If you get started now, you’ll have a fresh crop of lettuce to enjoy in spring and summer salads. The best way to start lettuce seeds is indoors, about 4-6 weeks before your last frost date. Lettuce does best in temperatures between 45 and 65 degrees Fahrenheit. A dusting of frost won’t do any real harm, and heat is no problem for many varieties as long as plants are receiving shade and regular hydration.
Before you plant your seeds, decide which kind(s) of lettuce is ideal for your garden:
Romaine is a favorite thanks to its high nutritional value and practicality– it’s heat resistant and requires little maintenance from gardeners. Romaine is excellent in sandwiches (nice and crunchy!) and red-leaved varieties provide a splash of color in salads.

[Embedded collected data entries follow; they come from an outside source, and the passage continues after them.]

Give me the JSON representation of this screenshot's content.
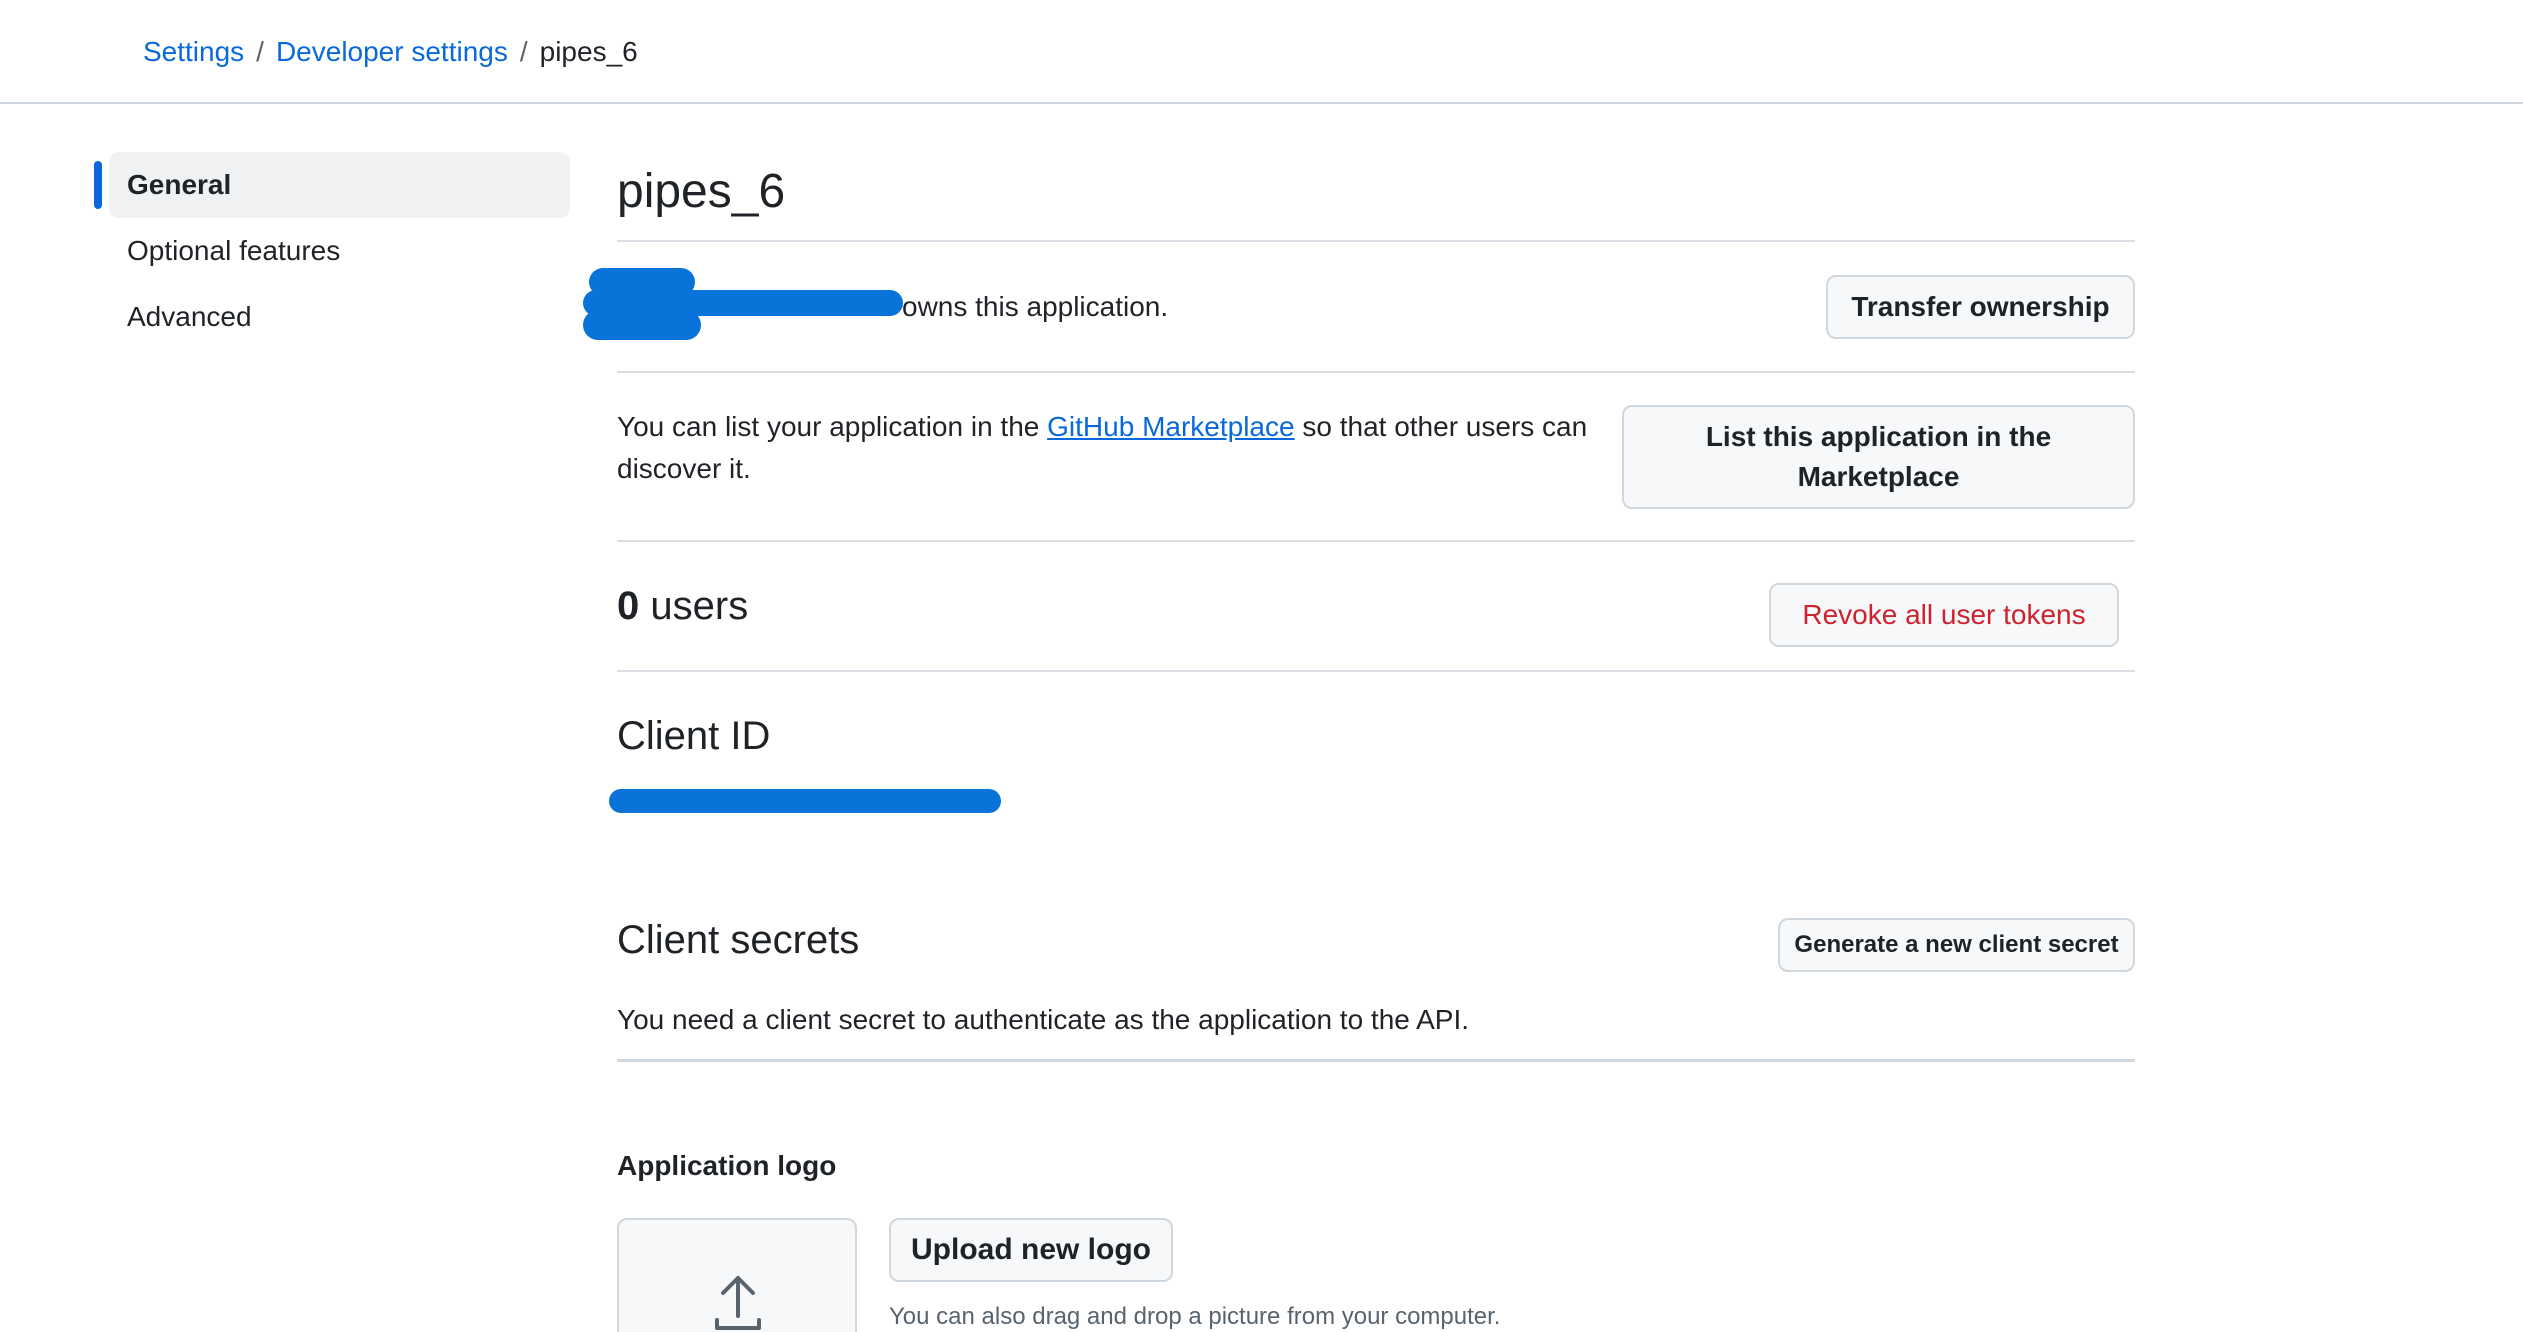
{
  "breadcrumb": {
    "settings": "Settings",
    "developer_settings": "Developer settings",
    "current": "pipes_6",
    "separator": "/"
  },
  "sidebar": {
    "items": [
      {
        "label": "General",
        "active": true
      },
      {
        "label": "Optional features",
        "active": false
      },
      {
        "label": "Advanced",
        "active": false
      }
    ]
  },
  "main": {
    "title": "pipes_6",
    "owner": {
      "text_suffix": "owns this application.",
      "transfer_button": "Transfer ownership"
    },
    "marketplace": {
      "text_before": "You can list your application in the",
      "link": "GitHub Marketplace",
      "text_after": "so that other users can discover it.",
      "button": "List this application in the Marketplace"
    },
    "users": {
      "count": "0",
      "label": "users",
      "revoke_button": "Revoke all user tokens"
    },
    "client_id": {
      "heading": "Client ID"
    },
    "client_secrets": {
      "heading": "Client secrets",
      "description": "You need a client secret to authenticate as the application to the API.",
      "generate_button": "Generate a new client secret"
    },
    "logo": {
      "heading": "Application logo",
      "upload_button": "Upload new logo",
      "hint": "You can also drag and drop a picture from your computer."
    }
  },
  "colors": {
    "accent": "#0969da",
    "danger": "#cf222e",
    "border": "#d0d7de",
    "redaction": "#0a73d9"
  }
}
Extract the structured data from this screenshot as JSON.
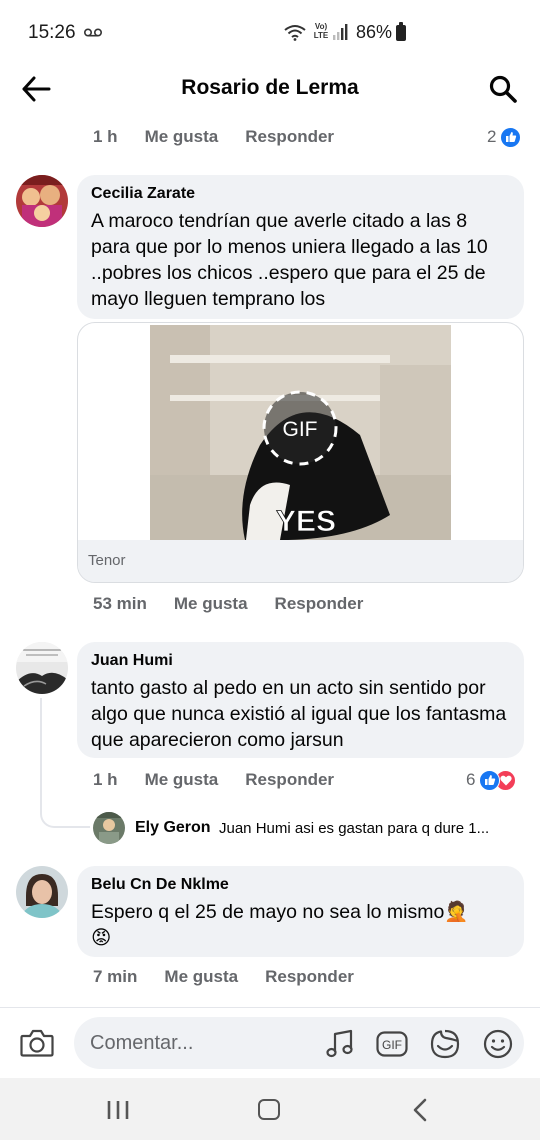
{
  "status_bar": {
    "time": "15:26",
    "battery": "86%",
    "volte": "Vo)) LTE"
  },
  "header": {
    "title": "Rosario de Lerma"
  },
  "prev_comment_actions": {
    "time": "1 h",
    "like": "Me gusta",
    "reply": "Responder",
    "reaction_count": "2"
  },
  "comments": [
    {
      "author": "Cecilia Zarate",
      "text": "A maroco tendrían que averle citado a las 8 para que por lo menos uniera  llegado a las 10 ..pobres los chicos ..espero que para el 25 de mayo lleguen temprano los",
      "gif": {
        "badge": "GIF",
        "caption": "YES",
        "source": "Tenor"
      },
      "time": "53 min",
      "like": "Me gusta",
      "reply": "Responder"
    },
    {
      "author": "Juan Humi",
      "text": "tanto gasto al pedo en un acto sin sentido por algo que nunca existió al igual que los fantasma que aparecieron como jarsun",
      "time": "1 h",
      "like": "Me gusta",
      "reply": "Responder",
      "reaction_count": "6",
      "reply_preview": {
        "author": "Ely Geron",
        "text": "Juan Humi asi es gastan para q dure 1..."
      }
    },
    {
      "author": "Belu Cn De Nklme",
      "text": "Espero q el 25 de mayo no sea lo mismo🤦",
      "emoji_line": "😡",
      "time": "7 min",
      "like": "Me gusta",
      "reply": "Responder"
    }
  ],
  "composer": {
    "placeholder": "Comentar...",
    "gif_label": "GIF"
  },
  "colors": {
    "like_blue": "#1877f2",
    "love_red": "#f33e58",
    "bubble_bg": "#f0f2f5",
    "meta_gray": "#65676b"
  }
}
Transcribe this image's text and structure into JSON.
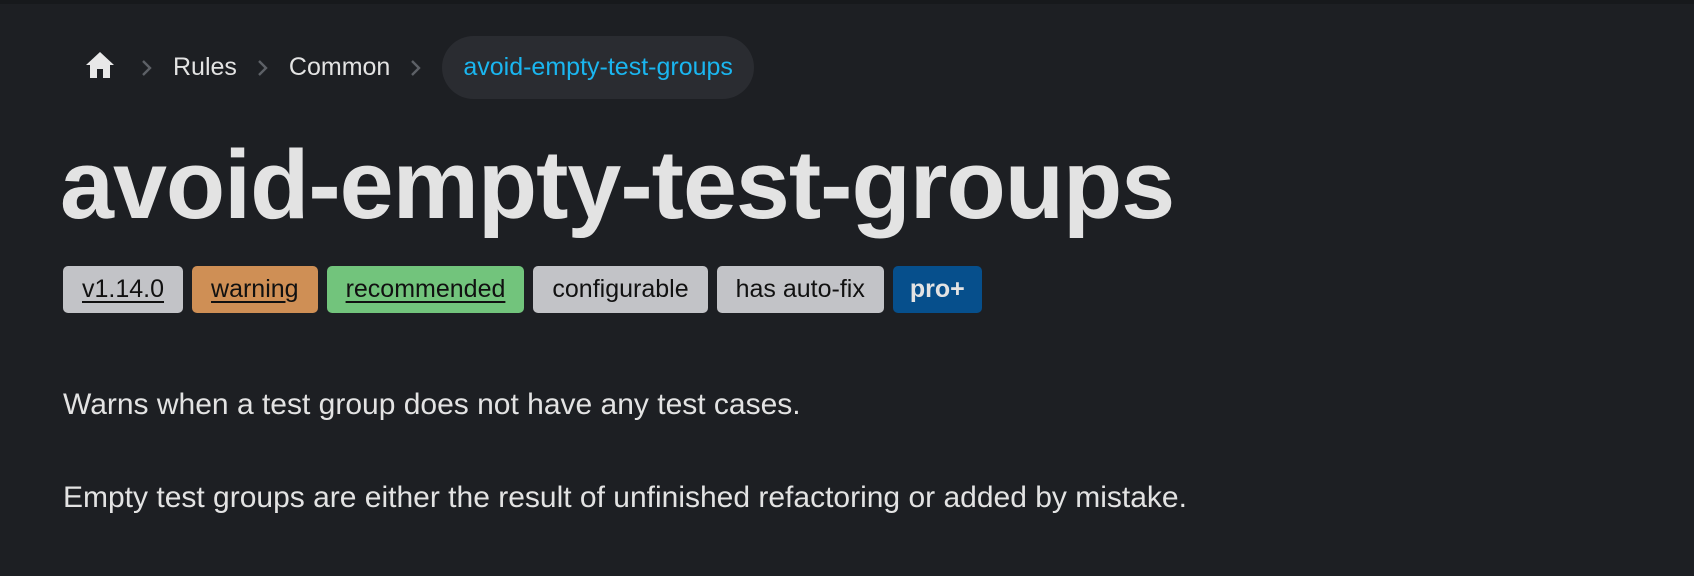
{
  "breadcrumb": {
    "home_icon": "home-icon",
    "separator_icon": "chevron-right-icon",
    "items": [
      {
        "label": "Rules"
      },
      {
        "label": "Common"
      }
    ],
    "current": "avoid-empty-test-groups"
  },
  "page": {
    "title": "avoid-empty-test-groups",
    "badges": [
      {
        "label": "v1.14.0",
        "color": "#c2c3c7"
      },
      {
        "label": "warning",
        "color": "#cf8f55"
      },
      {
        "label": "recommended",
        "color": "#72c47c"
      },
      {
        "label": "configurable",
        "color": "#c2c3c7"
      },
      {
        "label": "has auto-fix",
        "color": "#c2c3c7"
      },
      {
        "label": "pro+",
        "color": "#064f8c"
      }
    ],
    "paragraphs": [
      "Warns when a test group does not have any test cases.",
      "Empty test groups are either the result of unfinished refactoring or added by mistake."
    ]
  },
  "theme": {
    "background": "#1d1f23",
    "text": "#e3e3e3",
    "accent": "#1ab6f0"
  }
}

Boston or Butterhead lettuce is better suited for cooler climates. It’s characterized by soft, vibrant green leaves and white-yellow hearts. If you want a successful harvest of Boston lettuce, make sure the soil where you plant your seedlings is of very high quality.
Iceberg is lowest in nutritional value, but still provides plenty of fiber and adds unique texture to salads. If you live in a warmer climate, iceberg lettuce will probably fare well, as it is heat-tolerant
Leaf lettuce is always a popular choice. It grows fast, is packed with nutrients, and is also well-suited to warm temperatures. These plants produce leaves of varying textures that arrange themselves loosely around stalks.
Within these categories there are plenty of unique varieties, so you’re bound to find several types that are best for you and your garden! Once you have your seeds, get them growing in a few easy steps:
1. Start your lettuce seeds indoor 4-6 weeks before your last frost date. Consider planting a new batch once weekly for three weeks.
2. Once the ground is workable, till compost or organic matter into the plot of soil where you’ll be setting down your lettuce seedlings. Do this about one week before you begin planting.
3. Harden off seedlings for about a week. Then plant outdoors at two-week intervals, somewhere in the realm of two weeks before and 2 weeks after the last frost date.
4. Plant seeds 1/2 inch deep. Leaf lettuce should be spaced out four inches between plants, loose-headed varieties can be spread eight inches apart, and firm-headed types should have about 16 inches of space between them. You can sow in single rows or you can broadcast. Rows should be about 13-15 inches across. Cover with about 1/2 an inch of soil and water generously.
5. Fertilize with a slow-release fertilizer about three weeks after transplanting lettuce. Keep plants cool and weed-free during the summer months by adding on an organic mulch.
6. If aphids and similar pests are a problem, consider planting garlic or chives between rows of lettuce to ward them off.
7. Enjoy freshly grown lettuce for months to come!